National Health – Of Queues And Cures (1978/2009)

National Health - Of Queues And Cures (1978/2009)
Artist: National Health
Album: Of Queues And Cures (SHM-CD Paper Sleeve)
Genre: Canterbury Scene
Label: Victor Entertainment
Year Of Release: 1978/2009
Quality: FLAC (image+.cue)

1. The Bryden 2-step (for amphibians) Part 1.
2. The collapso.
3. Squarer for Maud.
4. Dreams wide awake.
5. Binoculars.
6. Phlâkatön.
7. The Bryden 2-step (for amphibians) Part 2.


– Phil Miller / guitar
– Dave Stewart / acoustic & electric pianos, organ, Minimoog (3,4)
– John Greaves / bass, piano innards (3), crooning (5)
– Pip Pyle / drums, percussion & hand claps (3)

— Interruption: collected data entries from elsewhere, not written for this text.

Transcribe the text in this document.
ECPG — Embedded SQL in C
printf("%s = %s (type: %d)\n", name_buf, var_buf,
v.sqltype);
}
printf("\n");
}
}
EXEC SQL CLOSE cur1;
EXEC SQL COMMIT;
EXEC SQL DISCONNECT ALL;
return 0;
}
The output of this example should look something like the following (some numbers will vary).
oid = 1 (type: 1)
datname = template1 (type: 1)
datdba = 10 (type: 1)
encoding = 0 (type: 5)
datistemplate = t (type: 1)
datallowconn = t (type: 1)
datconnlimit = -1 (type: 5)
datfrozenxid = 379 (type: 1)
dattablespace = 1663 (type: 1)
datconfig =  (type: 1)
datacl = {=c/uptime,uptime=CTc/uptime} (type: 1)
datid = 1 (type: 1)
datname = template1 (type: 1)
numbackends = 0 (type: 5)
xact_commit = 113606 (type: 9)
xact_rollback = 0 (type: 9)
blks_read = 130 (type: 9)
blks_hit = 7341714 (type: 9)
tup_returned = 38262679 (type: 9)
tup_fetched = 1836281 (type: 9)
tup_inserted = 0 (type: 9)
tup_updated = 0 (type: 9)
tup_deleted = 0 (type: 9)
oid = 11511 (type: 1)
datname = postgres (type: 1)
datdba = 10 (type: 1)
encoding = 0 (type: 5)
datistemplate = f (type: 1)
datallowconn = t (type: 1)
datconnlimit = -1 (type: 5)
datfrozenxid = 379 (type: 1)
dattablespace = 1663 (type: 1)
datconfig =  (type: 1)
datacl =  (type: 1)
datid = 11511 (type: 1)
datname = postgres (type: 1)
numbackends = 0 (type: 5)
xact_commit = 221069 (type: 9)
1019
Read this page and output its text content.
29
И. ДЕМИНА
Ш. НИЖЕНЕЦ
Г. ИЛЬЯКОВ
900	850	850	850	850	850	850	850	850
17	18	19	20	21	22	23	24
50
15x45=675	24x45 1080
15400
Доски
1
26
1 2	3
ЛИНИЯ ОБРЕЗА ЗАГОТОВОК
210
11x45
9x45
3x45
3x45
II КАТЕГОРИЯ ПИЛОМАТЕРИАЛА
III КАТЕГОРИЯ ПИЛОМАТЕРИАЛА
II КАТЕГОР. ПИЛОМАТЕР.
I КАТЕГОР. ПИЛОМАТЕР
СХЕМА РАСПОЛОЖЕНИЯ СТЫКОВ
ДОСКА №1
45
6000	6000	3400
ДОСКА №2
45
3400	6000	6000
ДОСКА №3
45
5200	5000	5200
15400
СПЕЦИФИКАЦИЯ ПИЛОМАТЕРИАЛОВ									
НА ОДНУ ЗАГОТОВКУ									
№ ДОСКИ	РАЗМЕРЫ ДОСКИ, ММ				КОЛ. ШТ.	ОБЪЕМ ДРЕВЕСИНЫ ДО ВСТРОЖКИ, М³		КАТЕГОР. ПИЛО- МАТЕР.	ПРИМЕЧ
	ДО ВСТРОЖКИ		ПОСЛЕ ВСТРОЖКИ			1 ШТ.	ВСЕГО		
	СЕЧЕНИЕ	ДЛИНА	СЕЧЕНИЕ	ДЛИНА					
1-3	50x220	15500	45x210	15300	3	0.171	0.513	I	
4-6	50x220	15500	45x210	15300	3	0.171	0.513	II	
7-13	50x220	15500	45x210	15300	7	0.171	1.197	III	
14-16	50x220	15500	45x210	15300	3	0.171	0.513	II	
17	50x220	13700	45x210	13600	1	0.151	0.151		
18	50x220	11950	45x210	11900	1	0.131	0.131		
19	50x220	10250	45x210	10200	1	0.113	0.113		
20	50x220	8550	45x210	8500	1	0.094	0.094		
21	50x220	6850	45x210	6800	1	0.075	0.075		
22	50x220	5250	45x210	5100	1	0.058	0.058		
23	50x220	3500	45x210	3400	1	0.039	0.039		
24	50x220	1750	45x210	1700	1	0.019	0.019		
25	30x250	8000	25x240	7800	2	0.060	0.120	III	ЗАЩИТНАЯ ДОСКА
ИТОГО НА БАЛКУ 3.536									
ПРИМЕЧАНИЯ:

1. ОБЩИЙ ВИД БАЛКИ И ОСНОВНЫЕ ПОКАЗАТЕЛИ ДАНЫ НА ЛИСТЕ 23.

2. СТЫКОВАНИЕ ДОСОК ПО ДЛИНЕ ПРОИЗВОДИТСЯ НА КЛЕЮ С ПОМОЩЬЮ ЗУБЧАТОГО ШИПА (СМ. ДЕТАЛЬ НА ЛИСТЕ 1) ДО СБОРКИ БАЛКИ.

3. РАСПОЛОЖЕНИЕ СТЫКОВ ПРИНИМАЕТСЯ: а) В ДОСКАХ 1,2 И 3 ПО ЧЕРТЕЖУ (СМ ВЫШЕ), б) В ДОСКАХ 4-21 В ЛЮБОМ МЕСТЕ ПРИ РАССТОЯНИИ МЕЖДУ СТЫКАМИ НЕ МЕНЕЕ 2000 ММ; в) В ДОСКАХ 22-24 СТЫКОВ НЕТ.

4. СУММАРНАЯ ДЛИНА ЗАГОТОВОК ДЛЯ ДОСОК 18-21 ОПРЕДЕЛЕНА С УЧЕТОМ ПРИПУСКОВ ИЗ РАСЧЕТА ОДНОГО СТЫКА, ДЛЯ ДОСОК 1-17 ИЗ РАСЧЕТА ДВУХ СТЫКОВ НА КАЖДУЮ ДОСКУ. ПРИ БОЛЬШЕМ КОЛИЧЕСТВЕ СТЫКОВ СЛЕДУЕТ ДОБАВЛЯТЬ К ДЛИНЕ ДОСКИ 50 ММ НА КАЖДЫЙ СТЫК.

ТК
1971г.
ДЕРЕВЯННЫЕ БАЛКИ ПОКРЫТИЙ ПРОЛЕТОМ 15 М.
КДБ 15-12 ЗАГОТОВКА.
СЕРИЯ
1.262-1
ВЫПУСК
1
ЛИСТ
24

– Jimmy Hastings / clarinets (3,5), flute (5)
– Phil Minton / trumpets (1,5,7)
– Paul Nieman / trombones (1,5,7)
– Keith Thompson / oboe (3,5)
– Georgie Born / cello (1,3,7)
– Rick Biddulph / bass (4)
– Selwyn Baptiste / steel drums (2)
– Peter Blegvad / voice (3)

First issued in 1978, the passing of time has rendered this music ageless, as opposed to setting the seal as a product of an era. But for a change of bassist and name (National Health), the brand of complexity underscoring the group’s music was of a radically different order to that of an earlier band (Hatfield And The North). Where in Hatfield’s case there was no shortage of whimsy of a particularly English order, here it is replaced by a harder edge, albeit one no less rooted in virtuosity. The music is still delivered with a diffidence that happily keeps it from inhabiting typical progressive rock.

There’s a certain kind of joy, too; the type that’s obvious whenever a band enjoys playing together. Thus the instantly memorable melody of “The Bryden 2-Step (for Amphibians) (Part One)” is supplemented by all sorts of tonal color through the deployment of trombone and cello, while rhythmic momentum is maintained by drummer Pip Pyle. Former Henry Cowell bassist John Greaves fits hand-in-glove with the band’s ethos, despite the minimal level of musical overlap between the two groups.

“The Collapso” also has a memorable melody and it’s similarly treated to all sorts of alternative displacement, often within the space of a few seconds—running, as it seems to, like a thread throughout the duration of the piece. For all the density of musical activity there’s a lightness of touch and an air of fun which keeps the earnest at bay, especially during Greaves’ fuzz bass solo.

Guitarist Phil Miller’s “Dreams Wide Awake” flirts with convention in its Momentum, but Dave Stewart’s organ solo manages to maintain a far less discreet distance from it. When the music breaks down at around the two-and-a-half minute mark, it’s by way of a breather prior to more activity coming into the mix, which is resolved in lyrical fashion.

The second part of the “The Bryden 2-Step” (for Amphibians)” rounds things off but not in such a way that the level of continuity between the two parts is pronounced—not, at least, before it becomes apparent that this is a band able to turn at a moment’s notice. The fade out, in contrast to the beginning of the first part, suggests music which could go on forever, which in this case, is an uplifting thought.